Alimenti “senza sale”
Se sulla confezione troverete la dicitura “non contiene sale”, non c’è nulla di ingannevole. Tuttavia, quasi sempre l’etichetta si riferisce
al sale aggiunto e non tiene in considerazione il fatto che alcuni alimenti, il tonno per esempio, sono naturalmente ricchi di sodio. Oppure il cibo potrebbe essere stato confezionato con materie prime che, a loro volta, sono molto salate, come la maionese industriale e la salsa di soia (non sempre le etichette indicano anche la composizione di ogni singolo ingrediente).

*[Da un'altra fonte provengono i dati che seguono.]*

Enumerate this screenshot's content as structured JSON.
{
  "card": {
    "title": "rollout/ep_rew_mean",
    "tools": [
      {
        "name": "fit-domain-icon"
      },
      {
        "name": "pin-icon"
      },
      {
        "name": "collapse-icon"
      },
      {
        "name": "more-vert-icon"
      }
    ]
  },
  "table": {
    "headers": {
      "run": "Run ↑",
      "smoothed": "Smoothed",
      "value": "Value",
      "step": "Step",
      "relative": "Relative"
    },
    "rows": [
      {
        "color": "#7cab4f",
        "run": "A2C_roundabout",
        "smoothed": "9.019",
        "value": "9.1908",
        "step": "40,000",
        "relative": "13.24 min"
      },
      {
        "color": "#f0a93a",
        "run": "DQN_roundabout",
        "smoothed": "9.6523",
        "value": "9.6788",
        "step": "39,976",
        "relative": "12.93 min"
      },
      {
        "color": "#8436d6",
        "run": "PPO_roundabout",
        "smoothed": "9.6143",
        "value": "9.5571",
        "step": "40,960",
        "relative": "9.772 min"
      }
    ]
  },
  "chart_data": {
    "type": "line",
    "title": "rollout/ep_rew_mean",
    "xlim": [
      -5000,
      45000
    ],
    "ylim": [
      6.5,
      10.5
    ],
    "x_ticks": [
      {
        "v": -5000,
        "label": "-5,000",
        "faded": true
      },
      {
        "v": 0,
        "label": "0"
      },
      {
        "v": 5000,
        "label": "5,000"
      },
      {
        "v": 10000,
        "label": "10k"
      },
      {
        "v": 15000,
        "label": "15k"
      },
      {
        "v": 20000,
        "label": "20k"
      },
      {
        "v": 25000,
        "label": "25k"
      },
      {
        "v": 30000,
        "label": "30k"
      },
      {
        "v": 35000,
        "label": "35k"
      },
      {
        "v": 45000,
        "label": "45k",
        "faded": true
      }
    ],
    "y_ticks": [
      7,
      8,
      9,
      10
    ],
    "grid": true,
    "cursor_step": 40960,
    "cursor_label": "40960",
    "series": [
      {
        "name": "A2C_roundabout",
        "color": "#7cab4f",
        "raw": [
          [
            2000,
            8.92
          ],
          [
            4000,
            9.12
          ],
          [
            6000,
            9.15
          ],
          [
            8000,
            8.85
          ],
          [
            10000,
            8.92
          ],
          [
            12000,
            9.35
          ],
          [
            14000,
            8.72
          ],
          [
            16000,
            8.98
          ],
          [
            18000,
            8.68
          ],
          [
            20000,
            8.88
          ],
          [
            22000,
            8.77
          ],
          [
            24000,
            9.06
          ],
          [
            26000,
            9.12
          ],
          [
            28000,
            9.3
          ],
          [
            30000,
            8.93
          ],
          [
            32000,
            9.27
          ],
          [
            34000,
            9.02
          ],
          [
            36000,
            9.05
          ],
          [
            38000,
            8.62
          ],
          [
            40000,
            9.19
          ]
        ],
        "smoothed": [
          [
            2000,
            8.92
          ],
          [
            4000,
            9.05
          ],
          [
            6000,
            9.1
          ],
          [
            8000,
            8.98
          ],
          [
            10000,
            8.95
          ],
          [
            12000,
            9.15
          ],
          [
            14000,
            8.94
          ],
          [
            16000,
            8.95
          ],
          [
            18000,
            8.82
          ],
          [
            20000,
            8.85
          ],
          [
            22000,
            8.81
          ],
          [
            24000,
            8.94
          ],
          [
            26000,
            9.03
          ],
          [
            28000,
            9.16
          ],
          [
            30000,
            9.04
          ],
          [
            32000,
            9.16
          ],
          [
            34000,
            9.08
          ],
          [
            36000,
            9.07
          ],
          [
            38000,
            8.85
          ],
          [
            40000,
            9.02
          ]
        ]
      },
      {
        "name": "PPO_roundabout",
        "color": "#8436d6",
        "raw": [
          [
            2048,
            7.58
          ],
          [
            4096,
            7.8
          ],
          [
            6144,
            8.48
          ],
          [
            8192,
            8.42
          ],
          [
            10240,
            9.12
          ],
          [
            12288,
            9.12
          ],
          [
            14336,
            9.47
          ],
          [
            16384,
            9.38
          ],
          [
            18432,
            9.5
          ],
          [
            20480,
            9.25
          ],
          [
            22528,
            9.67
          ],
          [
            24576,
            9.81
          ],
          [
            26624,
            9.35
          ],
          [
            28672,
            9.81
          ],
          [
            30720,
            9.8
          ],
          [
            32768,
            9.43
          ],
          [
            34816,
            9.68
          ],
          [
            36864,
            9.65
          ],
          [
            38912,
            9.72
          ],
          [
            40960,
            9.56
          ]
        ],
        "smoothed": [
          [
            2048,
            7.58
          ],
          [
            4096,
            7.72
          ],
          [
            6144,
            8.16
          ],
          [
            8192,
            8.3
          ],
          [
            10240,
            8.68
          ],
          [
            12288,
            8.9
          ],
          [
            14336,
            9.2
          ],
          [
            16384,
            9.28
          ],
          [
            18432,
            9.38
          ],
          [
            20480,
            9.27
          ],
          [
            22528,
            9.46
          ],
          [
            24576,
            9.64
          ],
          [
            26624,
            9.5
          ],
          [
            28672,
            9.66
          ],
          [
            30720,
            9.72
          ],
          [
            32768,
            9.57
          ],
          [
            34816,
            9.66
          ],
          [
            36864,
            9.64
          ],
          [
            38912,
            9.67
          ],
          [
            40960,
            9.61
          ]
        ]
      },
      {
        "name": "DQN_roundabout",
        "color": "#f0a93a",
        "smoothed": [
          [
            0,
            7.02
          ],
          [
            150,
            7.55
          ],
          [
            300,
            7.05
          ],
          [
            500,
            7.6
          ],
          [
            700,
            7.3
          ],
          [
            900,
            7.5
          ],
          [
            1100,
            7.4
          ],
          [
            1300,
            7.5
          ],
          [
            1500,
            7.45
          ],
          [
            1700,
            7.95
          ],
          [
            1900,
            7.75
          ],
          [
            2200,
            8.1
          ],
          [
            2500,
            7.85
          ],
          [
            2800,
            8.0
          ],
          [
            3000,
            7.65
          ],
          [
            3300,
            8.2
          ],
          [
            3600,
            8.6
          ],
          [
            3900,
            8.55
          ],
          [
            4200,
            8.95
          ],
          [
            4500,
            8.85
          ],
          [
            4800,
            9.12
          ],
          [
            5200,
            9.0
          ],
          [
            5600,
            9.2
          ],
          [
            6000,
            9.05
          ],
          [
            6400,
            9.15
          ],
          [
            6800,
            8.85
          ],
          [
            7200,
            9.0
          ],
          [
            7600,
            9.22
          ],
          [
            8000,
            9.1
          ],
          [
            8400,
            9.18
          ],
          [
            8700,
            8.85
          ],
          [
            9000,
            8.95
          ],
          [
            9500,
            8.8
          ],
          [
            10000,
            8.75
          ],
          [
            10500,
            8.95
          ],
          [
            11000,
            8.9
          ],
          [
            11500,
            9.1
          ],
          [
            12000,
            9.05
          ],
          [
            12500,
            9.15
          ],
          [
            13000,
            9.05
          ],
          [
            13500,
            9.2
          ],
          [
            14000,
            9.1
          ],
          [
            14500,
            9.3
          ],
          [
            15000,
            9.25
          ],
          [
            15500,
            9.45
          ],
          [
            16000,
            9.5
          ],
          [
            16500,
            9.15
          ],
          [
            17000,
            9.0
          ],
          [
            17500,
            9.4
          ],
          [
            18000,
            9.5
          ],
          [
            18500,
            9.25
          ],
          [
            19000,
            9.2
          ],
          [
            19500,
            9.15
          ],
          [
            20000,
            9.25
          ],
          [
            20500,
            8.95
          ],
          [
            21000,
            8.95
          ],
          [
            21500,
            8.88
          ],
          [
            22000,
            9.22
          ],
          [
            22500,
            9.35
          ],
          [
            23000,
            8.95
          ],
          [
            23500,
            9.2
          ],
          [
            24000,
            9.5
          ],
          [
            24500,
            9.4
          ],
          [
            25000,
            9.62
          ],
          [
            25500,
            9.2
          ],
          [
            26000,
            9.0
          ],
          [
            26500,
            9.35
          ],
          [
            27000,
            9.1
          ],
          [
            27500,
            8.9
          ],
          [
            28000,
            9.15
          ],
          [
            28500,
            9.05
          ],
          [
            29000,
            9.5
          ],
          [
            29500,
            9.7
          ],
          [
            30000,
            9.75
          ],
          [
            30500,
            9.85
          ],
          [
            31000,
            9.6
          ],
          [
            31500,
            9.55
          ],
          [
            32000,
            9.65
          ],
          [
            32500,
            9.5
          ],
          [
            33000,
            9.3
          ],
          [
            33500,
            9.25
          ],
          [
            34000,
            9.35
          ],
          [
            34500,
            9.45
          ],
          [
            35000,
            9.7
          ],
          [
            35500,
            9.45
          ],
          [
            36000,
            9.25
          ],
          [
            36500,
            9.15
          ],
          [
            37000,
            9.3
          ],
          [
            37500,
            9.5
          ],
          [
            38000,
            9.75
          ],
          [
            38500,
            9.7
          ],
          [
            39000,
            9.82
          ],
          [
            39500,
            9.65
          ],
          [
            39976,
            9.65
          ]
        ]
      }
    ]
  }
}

«Inoltre, al posto del sale, può essere stato usato un altro esaltatore del gusto, il glutammato monosodico (lo trovate indicato così oppure con la sigla E621 o ancora dietro la dicitura “estratto di lievito”). E il glutammato è un potente stimolatore del sistema nervoso centrale: in chi ne fa largo uso può provocare disturbi come la “sindrome da ristorante cinese”, che comporta problemi neurologici, cefalea, irritabilità e stanchezza» chiarisce il dottor Luca Speciani.
Alimenti “integrali“
«Non basta che pasta, pane e biscotti riportino sulla confezione la scritta “integrale” per essere considerati tali» dice il dottor Speciani. «Un cibo davvero integrale deve contenere almeno l’80% di farina non raffinata. Anche in questo caso, quindi, controllate bene la lista degli ingredienti. Spesso, invece, in commercio ci sono cibi chiamati “integrali”, ma realizzati con dosi molto basse di queste farine oppure fatti con un prodotto raffinato mescolato a crusca o cruschello, scarti della lavorazione del frumento, che danno ai cracker o ai grissini il caratteristico colore ambrato, ma nulla più» chiarisce il dottor Luca Speciani.
Alimenti “No Ogm”
Nell’Unione Europea tutti i prodotti che contengono più dello 0,9% di Ogm devono dichiararne la presenza in etichetta. «L’indicazione “No Ogm”, quindi, non esclude la presenza di tracce di organismi geneticamente modificati (i cui effetti sulla salute non sono ancora del tutto noti) dovute a contaminazione accidentale oppure, nel caso delle carni e del pesce, ai mangimi utilizzati negli allevamenti (in questo caso non è obbligatorio indicare in etichetta l’uso di Ogm). Ci sono aziende e catene di supermercati, però, che garantiscono sulle confezioni l’assenza di Ogm nella filiera della loro carne. Quando possibile, quindi, meglio preferire questi prodotti».